Q: What is your favourite restaurant in London at the moment and why?

TW: Very easy – I've eaten there four or five times now and it is consistently excellent: The Ledbury in Notting Hill. For me, it's a great all-round experience; the venue is lovely, the staff attentive and the food is always superb. It's killing it for me at the moment.

Q: What are your thoughts on the lack of women in restaurant kitchens?

TW: I think it's changing. Traditionally, kitchens have been very masculine environments; some can be really quite obscene and bring out the base mentality in people and women can be exposed to a certain amount of misogyny. I do think though that there are many more girls working in kitchens than in previous years and excellent female chefs are making it to the top.

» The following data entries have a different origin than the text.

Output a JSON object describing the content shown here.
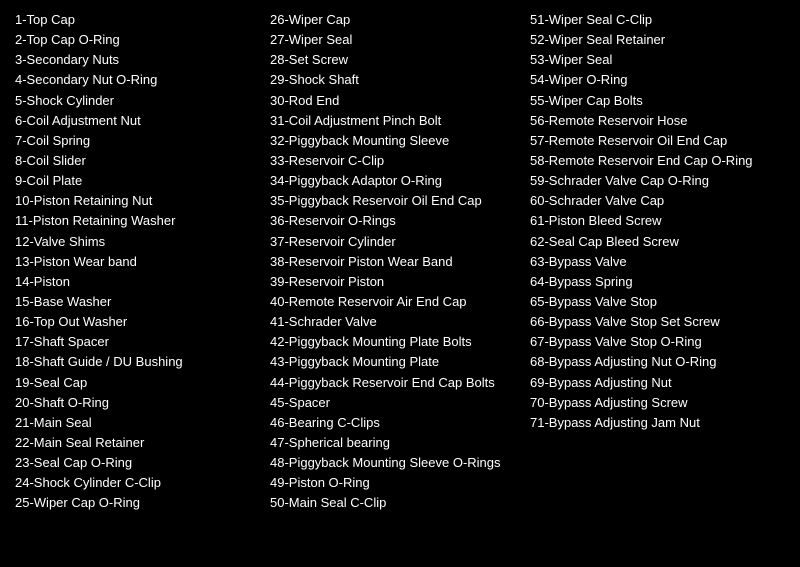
{
  "columns": [
    {
      "id": "col1",
      "items": [
        "1-Top Cap",
        "2-Top Cap O-Ring",
        "3-Secondary Nuts",
        "4-Secondary Nut O-Ring",
        "5-Shock Cylinder",
        "6-Coil Adjustment Nut",
        "7-Coil Spring",
        "8-Coil Slider",
        "9-Coil Plate",
        "10-Piston Retaining Nut",
        "11-Piston Retaining Washer",
        "12-Valve Shims",
        "13-Piston Wear band",
        "14-Piston",
        "15-Base Washer",
        "16-Top Out Washer",
        "17-Shaft Spacer",
        "18-Shaft Guide / DU Bushing",
        "19-Seal Cap",
        "20-Shaft O-Ring",
        "21-Main Seal",
        "22-Main Seal Retainer",
        "23-Seal Cap O-Ring",
        "24-Shock Cylinder C-Clip",
        "25-Wiper Cap O-Ring"
      ]
    },
    {
      "id": "col2",
      "items": [
        "26-Wiper Cap",
        "27-Wiper Seal",
        "28-Set Screw",
        "29-Shock Shaft",
        "30-Rod End",
        "31-Coil Adjustment Pinch Bolt",
        "32-Piggyback Mounting Sleeve",
        "33-Reservoir C-Clip",
        "34-Piggyback Adaptor O-Ring",
        "35-Piggyback Reservoir Oil End Cap",
        "36-Reservoir O-Rings",
        "37-Reservoir Cylinder",
        "38-Reservoir Piston Wear Band",
        "39-Reservoir Piston",
        "40-Remote Reservoir Air End Cap",
        "41-Schrader Valve",
        "42-Piggyback Mounting Plate Bolts",
        "43-Piggyback Mounting Plate",
        "44-Piggyback Reservoir End Cap Bolts",
        "45-Spacer",
        "46-Bearing C-Clips",
        "47-Spherical bearing",
        "48-Piggyback Mounting Sleeve O-Rings",
        "49-Piston O-Ring",
        "50-Main Seal C-Clip"
      ]
    },
    {
      "id": "col3",
      "items": [
        "51-Wiper Seal C-Clip",
        "52-Wiper Seal Retainer",
        "53-Wiper Seal",
        "54-Wiper O-Ring",
        "55-Wiper Cap Bolts",
        "56-Remote Reservoir Hose",
        "57-Remote Reservoir Oil End Cap",
        "58-Remote Reservoir End Cap O-Ring",
        "59-Schrader Valve Cap O-Ring",
        "60-Schrader Valve Cap",
        "61-Piston Bleed Screw",
        "62-Seal Cap Bleed Screw",
        "63-Bypass Valve",
        "64-Bypass Spring",
        "65-Bypass Valve Stop",
        "66-Bypass Valve Stop Set Screw",
        "67-Bypass Valve Stop O-Ring",
        "68-Bypass Adjusting Nut O-Ring",
        "69-Bypass Adjusting Nut",
        "70-Bypass Adjusting Screw",
        "71-Bypass Adjusting Jam Nut"
      ]
    }
  ]
}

Q: What gave you the idea to start a private dining business?

TW: I found that most chefs are terrible with people – they're great in the kitchen, dogmatic and assertive but put them in front of a client and they're bumbling and staring at their feet. I was used to engaging with people from my years in advertising so it was a natural marriage of being able to cook and enjoying interacting with people. What I like about it is it is bespoke; we don't present menus to people, instead we reverse the process and go to people and ask them what they want. We never do the same menu twice, which keeps me entertained as well. I always say to people when hosting, it has to be what you want; everybody wants to do something different and we need to support that. We're pretty flexible in terms of what we do; we've had some weird suggestions before…

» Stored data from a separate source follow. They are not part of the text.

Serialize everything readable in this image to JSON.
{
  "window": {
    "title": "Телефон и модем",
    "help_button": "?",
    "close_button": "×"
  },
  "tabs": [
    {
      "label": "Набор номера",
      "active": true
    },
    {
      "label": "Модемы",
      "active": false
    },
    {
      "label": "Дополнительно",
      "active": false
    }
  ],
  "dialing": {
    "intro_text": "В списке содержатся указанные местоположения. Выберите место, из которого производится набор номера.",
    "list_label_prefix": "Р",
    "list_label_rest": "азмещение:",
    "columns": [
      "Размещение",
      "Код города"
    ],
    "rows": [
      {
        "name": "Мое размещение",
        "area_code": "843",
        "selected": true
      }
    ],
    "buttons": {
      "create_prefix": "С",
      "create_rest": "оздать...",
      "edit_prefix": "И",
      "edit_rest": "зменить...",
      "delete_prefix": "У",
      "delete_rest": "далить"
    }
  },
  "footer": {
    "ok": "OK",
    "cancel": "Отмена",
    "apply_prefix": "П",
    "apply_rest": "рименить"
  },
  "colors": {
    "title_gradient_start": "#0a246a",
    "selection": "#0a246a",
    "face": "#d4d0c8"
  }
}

Q: Are there any that stick out in your mind as being particularly exciting or unusual?

TW: We were asked to do a job in a gallery in Shoreditch. We usually get a chance to scope out a venue beforehand but for some reason we didn't this time, so we got to the venue and discovered that the kitchen was the size of toilet cubicle and was stacked floor to ceiling with boxes. We had to build a kitchen in the corridor – which was basically a thoroughfare – and cook with no running water with the fire alarms going off constantly because of the smoke. So that was interesting! The best ones where people say 'go nuts' and really mean it because it means we have full creative licence. I was also a Chef de Partie at Kate Moss' wedding, which was an unusual affair; there wasn't a lot of eating but it was great catching the drunk A-listers staggering out of the marquees.

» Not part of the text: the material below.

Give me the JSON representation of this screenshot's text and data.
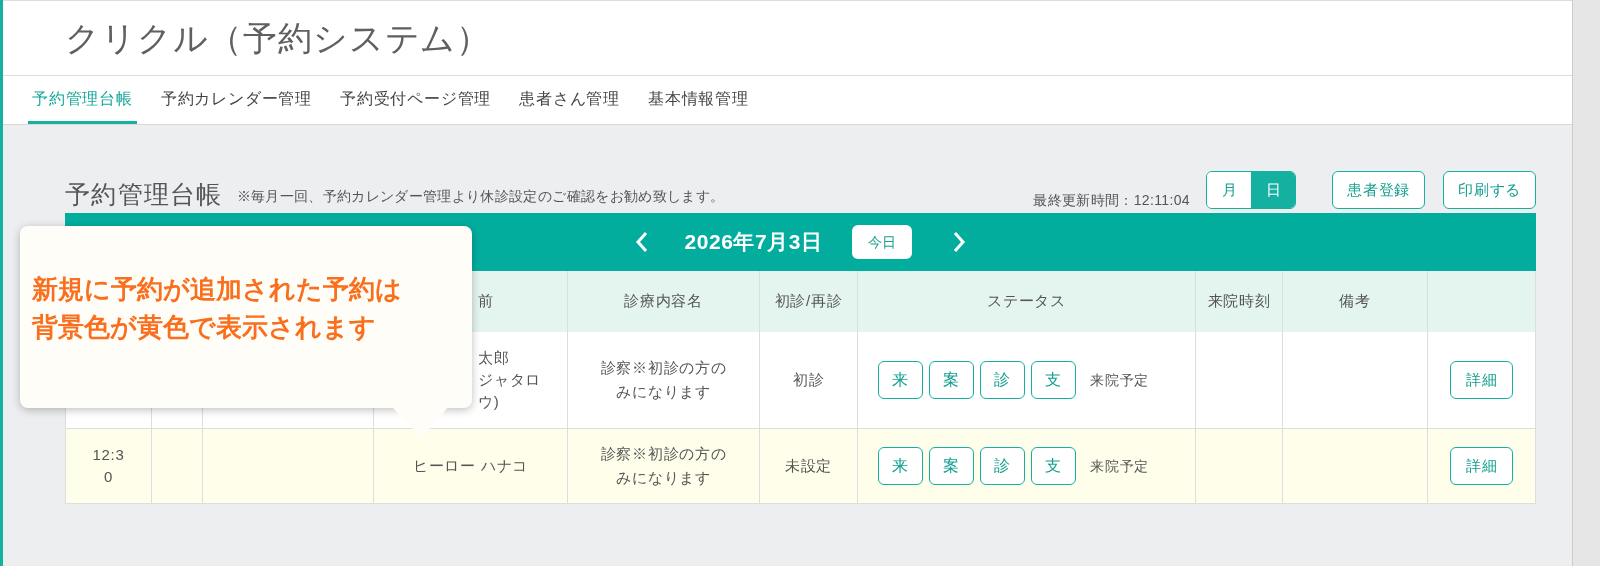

Q: What are some of the highlights on the menus you create?

TW: I have a big thing for mackerel; probably a dish that gets served more than any other is our mackerel served three different ways. It's a very dainty, summery, feminine dish. Another area of training I specialise in is charcuterie, I love making pates and terrines. It's a very specific skillset; it's actually more akin to pastry than any other area of cooking in that it is a very precise and defined process. To have a real flare for it nowadays is rare and I try to use the skill as much as possible.

Q: Are there any chefs in particular who inspire your cooking?

TW: Daniel Humm who runs the kitchen at Eleven Madison Park in New York. I just think his food is very beautiful and creative, with clean simple flavours. I'm also a fan of Fergus Henderson – owner of St John in Farringdon – who is the complete other end of spectrum and promotes a very blood and guts style of cooking. He uses the bits that other people would throw away – and I love that whole nose to tail concept.

Q: What advice would you give to budding chefs?

TW: Don't do it unless you really want to do it. Do it because you love it and because you want to cook.

Q: What future projects do you have on the horizon?

TW: Potentially my own restaurant…a guy I've worked with for a long time who runs a wine company has found a site and wants to do a joint venture with me. It's on the cards but in the very early stages at the moment. I've also been approached for a book by a few literary agents but feel like I just don't have the discipline for it right now!